You could, if speaking of Old world monkeys, say we are both Catarrhines. And we shared an ancestor who was undoubtedly a Catarrhine, but was neither an ape nor monkey. As both ape and monkey describe two distinct lineages of Catarrhini.
 
  • #60
bobze said:
That seems to be a pretty common misconception that people have of evolution. By and far, selection is capable of producing measurable change much, much faster than we actually observe.

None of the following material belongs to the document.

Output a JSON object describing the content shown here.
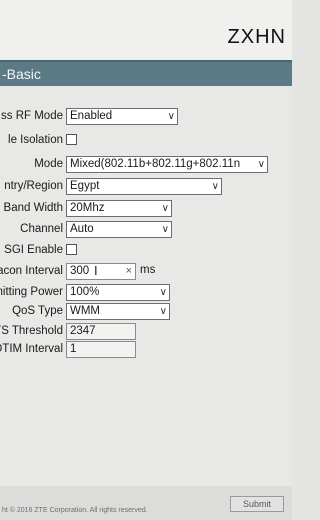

Even so, it still produces measurable change over very short periods of time. For example, http://www.pbs.org/wgbh/evolution/library/01/6/l_016_01.html" (I think you'll find this most interesting Ken).
Doesn't dog breeding, though unnnatural means were used, at least show that species can change, or be changed, over short periods of times? Those finches in the Grants link were of the same species with different 'traits', right?